Champ Vinet vividly remembers June 6, 1944. D-Day.
“We knew it was coming, we didn’t know when of course,” says the 96-year-old nonagenarian who is quick to add, “I’ll be 97 in a month.”
Vinet was training in Colorado to become a pilot in the U.S. Army Air Corps when news reached him that Allied forces landed on the beaches of Normandy, France, in the largest military invasion in history.
But Vinet says the drumbeats of war came to New Orleans long before.
“What World War Two did for my area, the lower 9th Ward in New Orleans, was create jobs,” says Vinet. “We are talking about coming out of a Depression, where unemployment was 15 to 20 (percent). And it was hungry time. And Higgins created a huge amount of jobs.”
New Orleans businessman Andrew Higgins was a part of the pre-war U.S. Arsenal of Democracy, supplying equipment to American allies. Once the U.S. entered the fight, his factories equipped the military with a vessel that became critical to the D-Day invasion.
“In the immortal words of Dwight Eisenhower… I can only say that this is how we won the war. Without those Higgins boats, there was no way we could put 156,000 troops onto the beaches of Normandy,” says Keith Huxen, senior director of research and history at the National WWII Museum in New Orleans, located near the former factory where many of the Higgins boats were built.
“D-Day at Normandy was the key turning point in World War 2,” Huxen told VOA. “This was New Orleans great contribution to that war effort.”
A contribution repaid in 2000 when the National D-Day Museum opened to highlight the Crescent City’s role in the war effort. But some veterans who visited felt the museum needed more.
“You have to include all of the American experience in World War Two, why it was fought, how it was won, and what it means today,” Huxen recalled.
The National D-Day Museum ultimately transformed into the National WWII Museum in 2004, and now occupies a campus that continues to grow in a $400 million expansion. Over 700,000 people a year visit, making it one of the most popular museums in the country. A restored Higgins boat is displayed at the entrance to the museum.
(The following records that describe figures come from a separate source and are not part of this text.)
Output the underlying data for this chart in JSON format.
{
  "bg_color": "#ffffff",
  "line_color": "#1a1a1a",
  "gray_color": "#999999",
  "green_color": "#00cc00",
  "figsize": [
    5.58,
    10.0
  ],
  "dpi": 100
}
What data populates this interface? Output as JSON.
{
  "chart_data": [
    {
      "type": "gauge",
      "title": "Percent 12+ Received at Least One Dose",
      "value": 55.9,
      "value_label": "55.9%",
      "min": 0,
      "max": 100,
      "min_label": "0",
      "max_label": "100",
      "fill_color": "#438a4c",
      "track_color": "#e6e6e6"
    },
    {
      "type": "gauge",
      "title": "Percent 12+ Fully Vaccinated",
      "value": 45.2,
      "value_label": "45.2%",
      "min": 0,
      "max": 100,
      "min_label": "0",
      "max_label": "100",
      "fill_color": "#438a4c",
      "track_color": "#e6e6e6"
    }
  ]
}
As world leaders gather in France for the 75th anniversary of the D-Day invasion that marked beginning of the end of World War Two, the museum in New Orleans stands as a permanent memorial and tribute that closely connects the Crescent City to all who served and sacrificed in the deadliest conflict in human history.
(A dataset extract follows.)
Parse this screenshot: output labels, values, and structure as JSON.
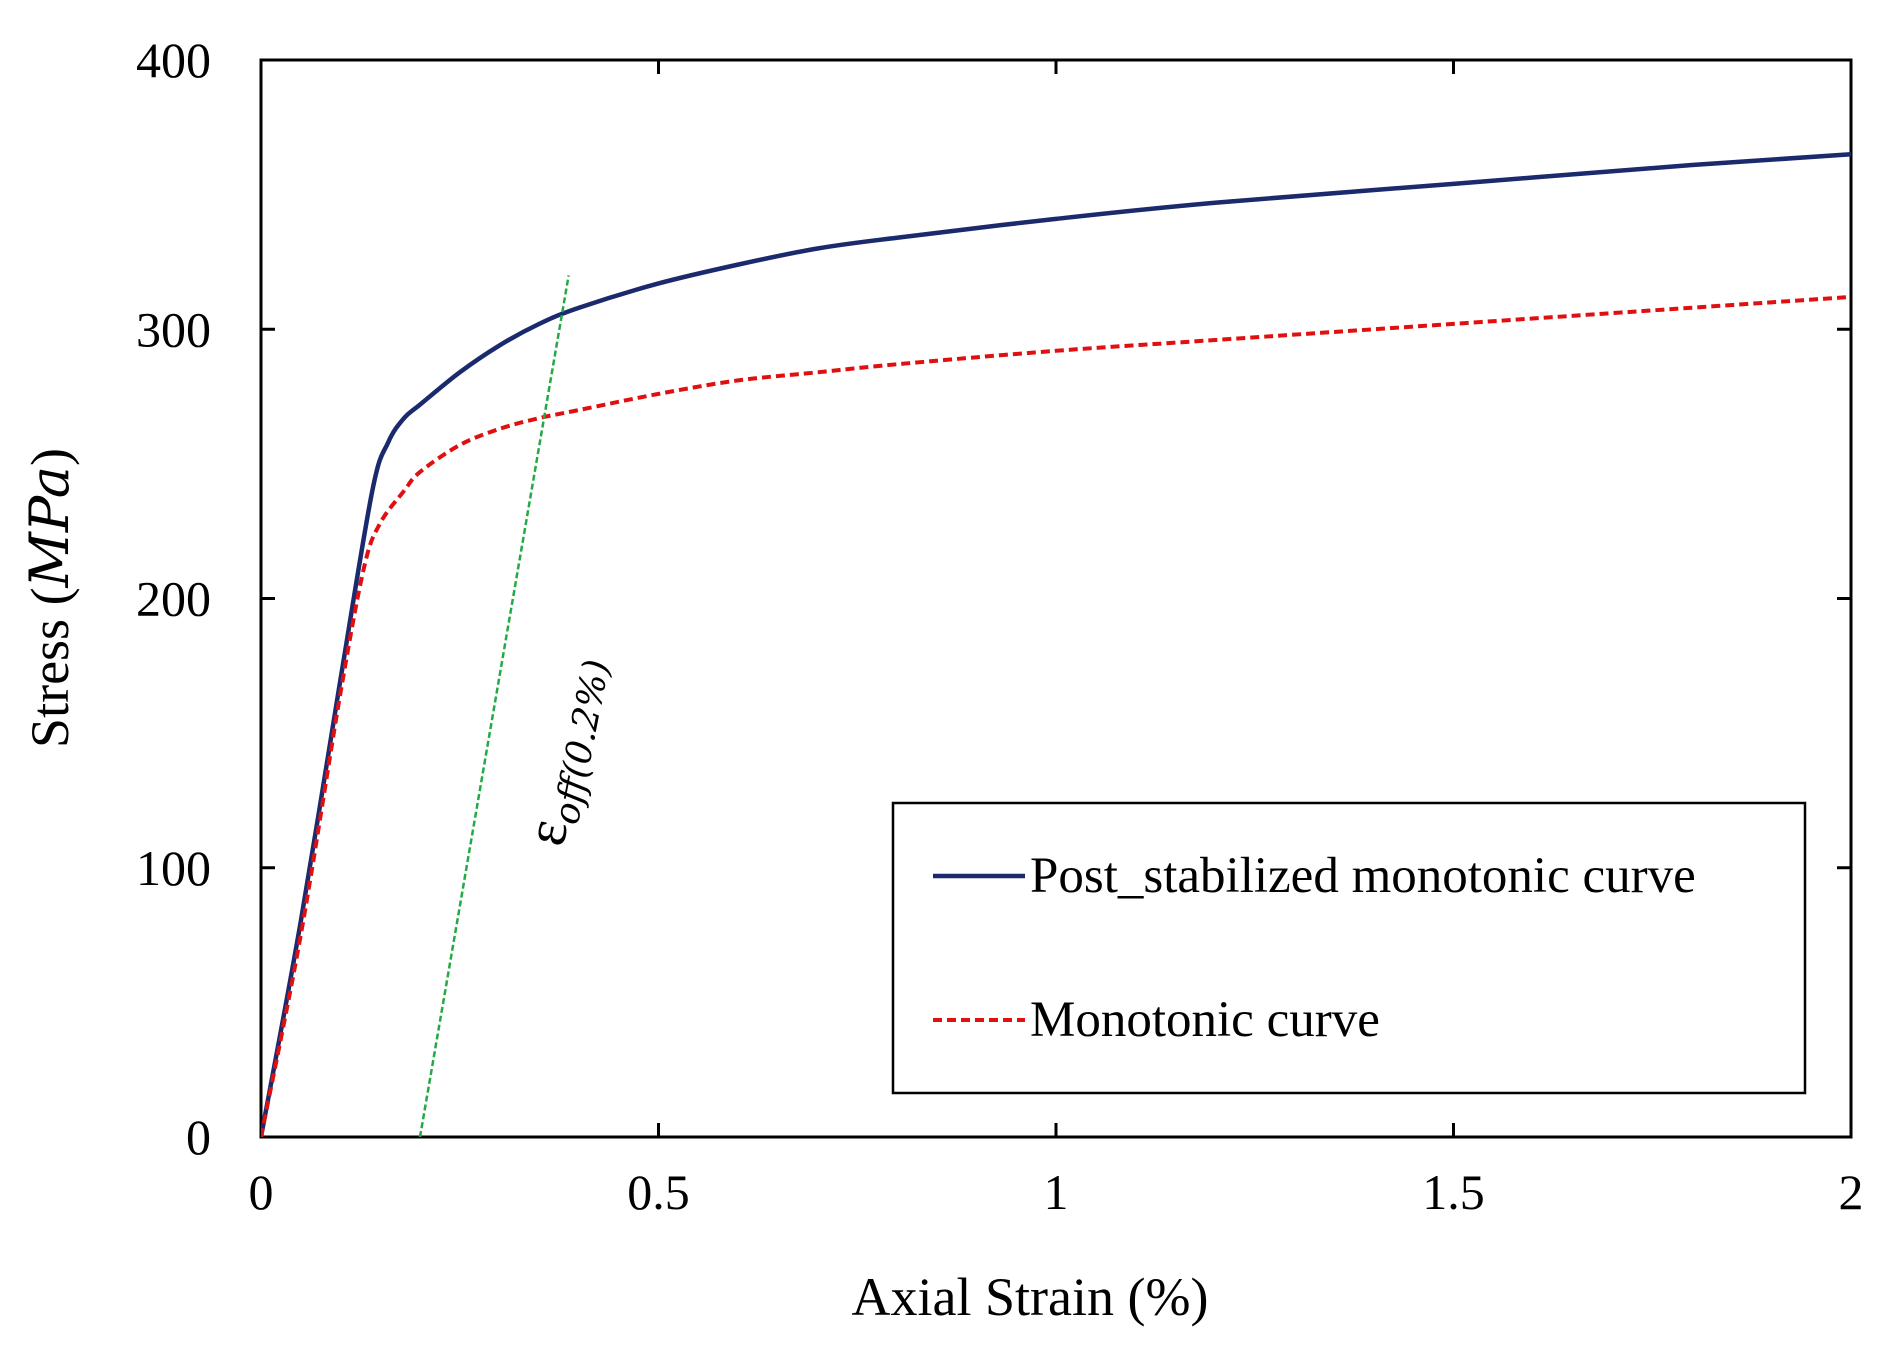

“I do not believe that our museum romanticizes World War Two,” Huxen says. “We try to show the realities. And the realities are pain and death and suffering for large parts of the world.”
“It hadn’t stayed with me to where I couldn’t sleep at night,” veteran Vinet says, reflecting on his service during the war. “But when I was in it, I couldn’t sleep at night.”
Vinet flew a number of missions behind the controls of a Consolidated B-24 Liberator in Europe as a bomber pilot in the final year of the war.
He is now part of a dwindling number from what NBC News anchor Tom Brokaw called “The Greatest Generation.”
While more than 16 million people served in the U.S. armed forces during World War Two, today there are fewer than 500,000 veterans remaining who can pass along their stories, which Vinet recently started doing as a volunteer at the National WWII Museum.
“As you get older, in my case very old, the possibility of you going soon is very real,” he told VOA in a recent interview at the museum during one of his volunteer shifts.
“I want to spread the word out first hand. Before I leave,” he adds.
Vinet feels a sense of duty sharing stories of what he lived through, and what was lost.
“Maybe it will prevent it happening again. War has changed. It won’t happen that way. World War Two, life was cheap. We lost people by the millions,” he said.
Some of the insights he shares with visitors to the museum, both young and old, are helping him accomplish one more mission.
“I thank them for asking me because somebody has to remember, especially the kids,” Vinet said.
And they thank him in return, both for sharing his stories, and for his service in the war General Dwight Eisenhower called “the Great Crusade” and a “noble undertaking.”